Mr. Weeks has carried on a lifelong love affair with aviation. Not only did he build his own airplane while a teen-ager, he has flown many historic aircraft and performed aerobatics in air shows.

One of his criteria for Fantasy of Flight is that every displayed plane be flyable.

Motorists on I-4 can't miss the place. A tall red-and-white checkered water tower hovers over the tract, which lies a few hundred yards north of I-4 about 10 miles northeast of Lakeland.

Expected to be one of the most popular features at Fantasy of Flight is Fightertown, where visitors can try their skill in real flight simulators. "It's themed like the deck of an aircraft carrier, and you feel like you're really on the flight deck," said Debra Johnson, the attraction's director of marketing.

In the center of the space is a real Corsair, with eight Corsair simulators surrounding it. While Fightertown is part of the Fantasy of Flight, it will have a separate admission.
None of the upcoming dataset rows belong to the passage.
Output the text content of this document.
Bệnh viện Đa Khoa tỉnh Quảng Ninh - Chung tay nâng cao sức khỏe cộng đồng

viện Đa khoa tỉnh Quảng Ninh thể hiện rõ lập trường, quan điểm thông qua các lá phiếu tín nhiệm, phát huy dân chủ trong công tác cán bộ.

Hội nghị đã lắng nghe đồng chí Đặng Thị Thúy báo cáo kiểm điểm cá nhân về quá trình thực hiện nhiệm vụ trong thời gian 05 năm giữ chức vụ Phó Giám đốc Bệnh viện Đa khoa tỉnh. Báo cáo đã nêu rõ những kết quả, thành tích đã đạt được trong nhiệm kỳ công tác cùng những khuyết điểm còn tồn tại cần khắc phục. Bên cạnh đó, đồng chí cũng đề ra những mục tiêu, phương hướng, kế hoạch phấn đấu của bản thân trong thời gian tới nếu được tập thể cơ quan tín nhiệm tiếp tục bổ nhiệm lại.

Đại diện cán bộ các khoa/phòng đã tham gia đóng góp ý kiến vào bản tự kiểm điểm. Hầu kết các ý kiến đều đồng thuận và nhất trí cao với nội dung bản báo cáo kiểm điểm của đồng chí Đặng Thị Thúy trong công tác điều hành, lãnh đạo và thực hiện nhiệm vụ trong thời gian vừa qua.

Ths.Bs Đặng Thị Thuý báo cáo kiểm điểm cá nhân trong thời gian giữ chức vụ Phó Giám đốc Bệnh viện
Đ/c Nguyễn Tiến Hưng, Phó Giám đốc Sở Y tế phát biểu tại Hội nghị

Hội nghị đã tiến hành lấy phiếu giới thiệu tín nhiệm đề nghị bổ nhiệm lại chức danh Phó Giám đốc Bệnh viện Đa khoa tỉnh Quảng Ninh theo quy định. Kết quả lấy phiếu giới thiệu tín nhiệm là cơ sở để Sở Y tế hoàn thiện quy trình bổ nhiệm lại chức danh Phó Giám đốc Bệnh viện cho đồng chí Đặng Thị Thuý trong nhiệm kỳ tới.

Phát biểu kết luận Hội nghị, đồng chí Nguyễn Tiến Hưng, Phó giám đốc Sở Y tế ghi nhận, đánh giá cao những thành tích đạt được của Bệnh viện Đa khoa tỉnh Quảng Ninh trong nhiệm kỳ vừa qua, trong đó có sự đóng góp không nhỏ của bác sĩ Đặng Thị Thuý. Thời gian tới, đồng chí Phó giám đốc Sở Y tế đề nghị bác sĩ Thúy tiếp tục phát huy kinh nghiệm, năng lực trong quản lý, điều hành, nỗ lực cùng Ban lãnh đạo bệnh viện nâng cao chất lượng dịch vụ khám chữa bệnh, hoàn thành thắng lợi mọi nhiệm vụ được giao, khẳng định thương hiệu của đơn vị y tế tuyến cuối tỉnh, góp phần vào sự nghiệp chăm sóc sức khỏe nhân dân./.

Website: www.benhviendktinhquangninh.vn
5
A third aspect of the attraction will be its restoration facility. Visitors will be able to look into this workplace from an elevated walk, watching skilled craftsmen repair and/or rebuild such aircraft as a Wright Flyer and a German Bucker-Jungmann. Mr. Weeks emphasizes that Fantasy of Flight will be an evolving attraction. "I want to break out the important periods of aviation -- I would like to have done something with the period between World War I and World War II, but I didn't have the space, and World War II was a great period of [aviation] development. In the long run, I hope to do all kinds of immersions."

Cost shouldn't be much of a stumbling block. Mr. Weeks put up all $15 million of the hard development money for Fantasy of Flight, and has another $10 million to $15 million in vintage aircraft.

"I'm in a fortunate position," Mr. Weeks admitted. "My grandfather was a petroleum geologist who made major oil discoveries in Australia. He took overriding royalties in place of a fee and split it up with the family. The first check was just $600, but later on it became a windfall." The circle comes around. Now Mr. Weeks' fortune is becoming aviation's windfall.

If you go . . .

Admission: $8.95 adults, $7.95 seniors, $6.95 children ages 5-12. Fightertown admission, all ages, $5.95.

Hours: 9 a.m.-8 p.m. daily in summer peak season, Easter and Christmas holidays; 9 a.m.-5 p.m. rest of year.